Not unexpectedly, my materials research activities at GMR became more applied although mostly derived from and associated with fundamental studies performed at UK and MIT. For example, the experience garnered on the carbon system at UK enabled discoveries and patents in boron nitride, a system that is isostructural with carbon, while the C60 work conducted at MIT contributed to the development of a carbon nanotube system patented and utilized as Pyrograf. During this time at GMR, I began exploring the synthesis and properties of carbon and hydrogenated carbon films, specifically diamond and diamondlike materials. The proposed application for diamond was as a thermal sink for high-temperature semiconductors whereas diamondlike films showed promise as wear-resistant coatings for steel components such as gears and bearings. When General Motors divested its device subsidiary, all efforts transitioned to diamondlike films for wear-resistance. While at GMR, I maintained academic relationships by becoming adjunct faculty and dissertation directors at the University of Maryland, the University of Michigan, Wayne State University, and North Carolina State University. I also began teaching evening graduate courses in Physics at Oakland University, specifically Electromagnetic Fields and Waves and Mathematical Methods for Physicists.

When General Motors decided to eliminate the Research Laboratories in 1996, I moved to Canton, Ohio and joined Timken Research, which primarily resulted from a joint NIST program on Surface Engineering that General Motors had with the Caterpillar Company and the Timken Company. At Timken, my diamondlike carbon research area transitioned into the larger field of tribology, which had developed from applications instead of fundamental science or physics. The niche that I created for myself was to incorporate materials science and physics into basic tribological phenomena. Some headway in this was made at Timken and resulted in me being elected as a Fellow of ASM International in 2009. These efforts continued after I accepted the Timken Endowed Chair in the College of Engineering at the University of Akron in 2010.

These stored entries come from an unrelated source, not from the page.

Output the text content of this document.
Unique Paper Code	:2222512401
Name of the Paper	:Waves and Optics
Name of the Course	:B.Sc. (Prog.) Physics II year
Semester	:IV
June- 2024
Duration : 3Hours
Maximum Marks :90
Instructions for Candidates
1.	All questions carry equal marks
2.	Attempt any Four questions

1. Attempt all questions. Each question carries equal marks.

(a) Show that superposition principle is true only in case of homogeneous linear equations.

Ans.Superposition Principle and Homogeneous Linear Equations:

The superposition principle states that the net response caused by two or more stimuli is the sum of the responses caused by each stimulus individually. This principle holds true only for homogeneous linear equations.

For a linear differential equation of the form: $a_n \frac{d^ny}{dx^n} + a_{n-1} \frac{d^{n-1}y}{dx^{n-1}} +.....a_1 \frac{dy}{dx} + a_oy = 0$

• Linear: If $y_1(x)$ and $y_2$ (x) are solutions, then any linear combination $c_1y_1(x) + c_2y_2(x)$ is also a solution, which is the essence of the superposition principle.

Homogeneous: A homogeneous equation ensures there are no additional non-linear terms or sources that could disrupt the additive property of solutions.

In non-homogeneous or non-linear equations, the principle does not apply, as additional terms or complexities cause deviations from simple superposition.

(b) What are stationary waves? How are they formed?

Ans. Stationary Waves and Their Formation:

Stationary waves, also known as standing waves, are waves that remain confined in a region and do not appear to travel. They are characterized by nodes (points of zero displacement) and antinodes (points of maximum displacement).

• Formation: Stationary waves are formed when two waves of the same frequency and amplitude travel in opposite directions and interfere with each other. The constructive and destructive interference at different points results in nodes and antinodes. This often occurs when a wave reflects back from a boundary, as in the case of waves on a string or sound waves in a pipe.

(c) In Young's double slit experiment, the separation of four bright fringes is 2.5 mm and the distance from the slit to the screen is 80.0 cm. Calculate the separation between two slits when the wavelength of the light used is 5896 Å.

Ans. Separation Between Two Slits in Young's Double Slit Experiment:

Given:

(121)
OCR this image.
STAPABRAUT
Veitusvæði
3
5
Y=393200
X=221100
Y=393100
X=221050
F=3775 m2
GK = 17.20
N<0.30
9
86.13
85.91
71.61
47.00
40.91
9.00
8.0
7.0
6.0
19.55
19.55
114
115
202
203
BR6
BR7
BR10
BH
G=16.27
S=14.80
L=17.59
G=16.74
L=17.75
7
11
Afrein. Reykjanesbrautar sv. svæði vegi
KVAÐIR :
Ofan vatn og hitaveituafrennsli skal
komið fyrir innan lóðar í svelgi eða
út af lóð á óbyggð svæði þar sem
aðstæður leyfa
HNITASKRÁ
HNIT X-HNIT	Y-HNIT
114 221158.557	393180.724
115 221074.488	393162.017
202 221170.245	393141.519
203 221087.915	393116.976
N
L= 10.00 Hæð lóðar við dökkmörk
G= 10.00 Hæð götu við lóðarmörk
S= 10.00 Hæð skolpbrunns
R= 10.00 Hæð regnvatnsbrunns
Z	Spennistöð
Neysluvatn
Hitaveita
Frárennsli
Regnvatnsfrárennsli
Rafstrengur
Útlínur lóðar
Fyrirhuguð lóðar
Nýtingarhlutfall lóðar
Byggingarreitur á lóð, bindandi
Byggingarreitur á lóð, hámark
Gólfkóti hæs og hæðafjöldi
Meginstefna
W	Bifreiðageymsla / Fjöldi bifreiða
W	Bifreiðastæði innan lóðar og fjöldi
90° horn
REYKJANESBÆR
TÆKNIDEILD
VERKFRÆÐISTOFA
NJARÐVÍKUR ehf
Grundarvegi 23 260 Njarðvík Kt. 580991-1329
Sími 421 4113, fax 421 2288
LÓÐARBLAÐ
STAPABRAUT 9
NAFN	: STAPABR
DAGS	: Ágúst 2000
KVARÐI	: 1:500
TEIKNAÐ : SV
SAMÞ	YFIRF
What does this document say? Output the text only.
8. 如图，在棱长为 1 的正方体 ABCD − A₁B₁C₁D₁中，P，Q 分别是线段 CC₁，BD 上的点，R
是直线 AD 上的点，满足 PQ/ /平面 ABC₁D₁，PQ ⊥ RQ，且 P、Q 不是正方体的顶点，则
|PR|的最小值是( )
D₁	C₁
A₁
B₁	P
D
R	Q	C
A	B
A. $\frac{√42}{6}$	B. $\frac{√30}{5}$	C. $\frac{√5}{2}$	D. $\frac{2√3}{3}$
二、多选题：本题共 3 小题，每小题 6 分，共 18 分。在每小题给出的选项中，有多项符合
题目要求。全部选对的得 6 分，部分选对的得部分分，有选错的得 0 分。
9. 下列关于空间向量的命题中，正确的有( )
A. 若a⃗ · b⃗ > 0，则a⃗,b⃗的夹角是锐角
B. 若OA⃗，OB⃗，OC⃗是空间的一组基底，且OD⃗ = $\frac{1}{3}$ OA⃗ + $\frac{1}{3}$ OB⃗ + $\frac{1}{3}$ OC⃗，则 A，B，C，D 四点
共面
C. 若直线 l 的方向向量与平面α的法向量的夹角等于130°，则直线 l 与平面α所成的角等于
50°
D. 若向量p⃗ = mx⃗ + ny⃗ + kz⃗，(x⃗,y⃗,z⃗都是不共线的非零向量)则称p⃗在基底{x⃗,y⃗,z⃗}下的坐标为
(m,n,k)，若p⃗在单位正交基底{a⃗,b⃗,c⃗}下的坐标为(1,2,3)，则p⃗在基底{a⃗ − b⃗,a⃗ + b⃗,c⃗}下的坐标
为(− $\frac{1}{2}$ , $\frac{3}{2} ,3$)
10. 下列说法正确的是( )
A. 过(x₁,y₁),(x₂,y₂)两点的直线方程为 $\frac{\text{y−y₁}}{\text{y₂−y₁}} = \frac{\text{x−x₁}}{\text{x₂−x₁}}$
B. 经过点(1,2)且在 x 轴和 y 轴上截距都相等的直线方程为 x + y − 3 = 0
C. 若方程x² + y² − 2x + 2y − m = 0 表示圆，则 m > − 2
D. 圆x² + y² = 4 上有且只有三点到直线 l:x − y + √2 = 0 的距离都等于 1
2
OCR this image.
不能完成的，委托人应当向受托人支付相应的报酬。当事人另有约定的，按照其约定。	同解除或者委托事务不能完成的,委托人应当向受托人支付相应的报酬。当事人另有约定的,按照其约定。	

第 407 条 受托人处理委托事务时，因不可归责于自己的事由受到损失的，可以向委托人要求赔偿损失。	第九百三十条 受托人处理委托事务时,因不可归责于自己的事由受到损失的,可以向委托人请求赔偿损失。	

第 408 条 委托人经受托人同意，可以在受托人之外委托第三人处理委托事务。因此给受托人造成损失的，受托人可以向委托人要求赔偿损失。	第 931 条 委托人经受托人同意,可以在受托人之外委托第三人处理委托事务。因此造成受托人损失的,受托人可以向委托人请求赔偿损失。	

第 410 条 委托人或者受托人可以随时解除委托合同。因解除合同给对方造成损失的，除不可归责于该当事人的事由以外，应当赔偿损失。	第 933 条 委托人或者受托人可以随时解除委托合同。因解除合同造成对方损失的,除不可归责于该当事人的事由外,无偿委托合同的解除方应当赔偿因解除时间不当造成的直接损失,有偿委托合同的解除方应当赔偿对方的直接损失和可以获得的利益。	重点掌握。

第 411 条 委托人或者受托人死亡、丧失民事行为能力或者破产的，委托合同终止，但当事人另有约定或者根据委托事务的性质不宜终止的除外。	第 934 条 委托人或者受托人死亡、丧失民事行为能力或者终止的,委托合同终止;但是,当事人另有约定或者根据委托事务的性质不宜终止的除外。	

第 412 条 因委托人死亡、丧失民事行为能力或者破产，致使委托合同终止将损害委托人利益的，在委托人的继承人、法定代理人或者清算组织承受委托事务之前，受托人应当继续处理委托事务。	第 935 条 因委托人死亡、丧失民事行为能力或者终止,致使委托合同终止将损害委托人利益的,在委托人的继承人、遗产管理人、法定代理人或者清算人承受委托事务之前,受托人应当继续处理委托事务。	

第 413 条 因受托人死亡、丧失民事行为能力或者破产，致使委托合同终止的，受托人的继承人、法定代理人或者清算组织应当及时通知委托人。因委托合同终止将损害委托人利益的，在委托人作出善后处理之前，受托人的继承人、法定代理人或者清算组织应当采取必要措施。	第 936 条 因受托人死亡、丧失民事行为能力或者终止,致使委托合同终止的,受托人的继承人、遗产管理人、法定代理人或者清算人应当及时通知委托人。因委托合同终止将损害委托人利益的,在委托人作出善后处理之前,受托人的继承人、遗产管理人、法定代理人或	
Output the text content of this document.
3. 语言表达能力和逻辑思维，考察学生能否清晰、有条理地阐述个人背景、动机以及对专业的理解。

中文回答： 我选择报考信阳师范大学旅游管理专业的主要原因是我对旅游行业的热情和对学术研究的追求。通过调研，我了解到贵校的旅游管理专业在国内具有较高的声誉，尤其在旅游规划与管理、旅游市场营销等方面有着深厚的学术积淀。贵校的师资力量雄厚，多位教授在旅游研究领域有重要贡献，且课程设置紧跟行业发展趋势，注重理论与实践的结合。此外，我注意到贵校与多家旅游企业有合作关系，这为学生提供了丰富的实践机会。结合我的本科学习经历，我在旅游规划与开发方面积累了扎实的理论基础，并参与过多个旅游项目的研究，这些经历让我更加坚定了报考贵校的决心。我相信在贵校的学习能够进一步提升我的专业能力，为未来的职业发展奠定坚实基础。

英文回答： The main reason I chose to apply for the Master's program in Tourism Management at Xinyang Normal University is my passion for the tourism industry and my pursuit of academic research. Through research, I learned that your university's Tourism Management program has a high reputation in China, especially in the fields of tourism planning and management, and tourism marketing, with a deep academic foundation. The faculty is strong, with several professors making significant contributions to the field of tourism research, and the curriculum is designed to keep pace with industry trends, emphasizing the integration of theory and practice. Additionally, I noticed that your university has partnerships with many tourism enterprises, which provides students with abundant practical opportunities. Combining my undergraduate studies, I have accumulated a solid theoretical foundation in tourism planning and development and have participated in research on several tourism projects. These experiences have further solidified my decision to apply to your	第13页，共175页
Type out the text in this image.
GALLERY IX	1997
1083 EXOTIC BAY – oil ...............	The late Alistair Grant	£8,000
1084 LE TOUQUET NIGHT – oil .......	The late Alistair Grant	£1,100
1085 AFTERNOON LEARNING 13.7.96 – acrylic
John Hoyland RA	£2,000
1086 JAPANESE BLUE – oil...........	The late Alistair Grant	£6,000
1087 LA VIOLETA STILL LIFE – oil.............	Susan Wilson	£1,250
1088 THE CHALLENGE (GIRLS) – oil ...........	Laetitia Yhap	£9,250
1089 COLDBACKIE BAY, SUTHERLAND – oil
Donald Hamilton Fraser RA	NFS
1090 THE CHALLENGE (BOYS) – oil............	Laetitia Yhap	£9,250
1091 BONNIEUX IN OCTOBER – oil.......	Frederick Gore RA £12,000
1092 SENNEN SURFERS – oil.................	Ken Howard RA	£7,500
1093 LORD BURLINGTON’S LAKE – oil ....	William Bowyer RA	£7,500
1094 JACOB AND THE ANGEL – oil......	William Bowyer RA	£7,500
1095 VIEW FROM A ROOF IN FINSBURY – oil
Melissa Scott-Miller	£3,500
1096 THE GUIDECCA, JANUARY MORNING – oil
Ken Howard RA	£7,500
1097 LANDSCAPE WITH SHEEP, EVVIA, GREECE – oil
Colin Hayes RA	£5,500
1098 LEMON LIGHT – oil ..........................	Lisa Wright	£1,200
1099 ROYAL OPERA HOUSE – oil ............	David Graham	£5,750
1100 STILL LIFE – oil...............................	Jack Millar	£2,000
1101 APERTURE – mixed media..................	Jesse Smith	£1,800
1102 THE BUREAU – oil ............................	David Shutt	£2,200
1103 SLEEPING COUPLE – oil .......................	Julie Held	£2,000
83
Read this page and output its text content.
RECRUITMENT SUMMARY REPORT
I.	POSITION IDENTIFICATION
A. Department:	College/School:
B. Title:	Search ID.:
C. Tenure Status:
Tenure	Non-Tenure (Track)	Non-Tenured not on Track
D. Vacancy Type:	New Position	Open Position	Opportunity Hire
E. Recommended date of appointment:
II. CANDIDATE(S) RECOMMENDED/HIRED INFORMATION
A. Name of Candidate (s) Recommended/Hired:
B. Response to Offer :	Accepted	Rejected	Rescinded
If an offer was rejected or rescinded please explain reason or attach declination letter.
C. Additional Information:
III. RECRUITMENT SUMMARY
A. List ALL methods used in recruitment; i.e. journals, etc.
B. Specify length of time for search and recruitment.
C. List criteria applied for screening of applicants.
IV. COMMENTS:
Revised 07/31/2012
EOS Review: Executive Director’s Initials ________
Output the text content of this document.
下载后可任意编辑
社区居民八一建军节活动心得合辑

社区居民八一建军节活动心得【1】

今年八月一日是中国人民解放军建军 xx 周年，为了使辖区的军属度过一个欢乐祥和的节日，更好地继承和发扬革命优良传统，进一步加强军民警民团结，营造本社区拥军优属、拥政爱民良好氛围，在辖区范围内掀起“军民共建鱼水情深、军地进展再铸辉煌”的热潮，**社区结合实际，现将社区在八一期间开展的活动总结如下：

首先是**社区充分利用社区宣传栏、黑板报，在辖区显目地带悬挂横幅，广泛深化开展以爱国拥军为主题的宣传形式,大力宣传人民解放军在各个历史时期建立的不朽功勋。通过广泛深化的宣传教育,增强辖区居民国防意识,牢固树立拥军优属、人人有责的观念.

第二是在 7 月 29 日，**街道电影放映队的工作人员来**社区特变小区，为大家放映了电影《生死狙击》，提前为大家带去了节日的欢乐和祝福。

GaryIn the 11 years that I spent at the University of Akron, I graduated 12 PhD students, 10 MS students, and taught graduate and undergraduate courses in materials science while conducting government- and industry-funded research in tribological fundamentals. In 2016, I became a Fellow of the Society for Tribologists and Lubrication Engineers and was awarded a Royal Academy of Engineering Distinguished Visiting Fellowship. I have had the opportunity to lecture at universities in Brazil, England, Morocco, China, and the US. Over my career I have published over 300 articles and book chapters, edited numerous proceedings, and received more than 29 Patents.

I retired from the University of Akron at the end of 2021, became Emeritus, and my wife Marilynn and I moved to Estero, Florida. In retirement I have published one book “Rolling Bearing Tribology” and am editing the third edition of another, and am keeping myself busy with consulting, my Cavalier King Charles Spaniels, and playing in a Rock and Roll band.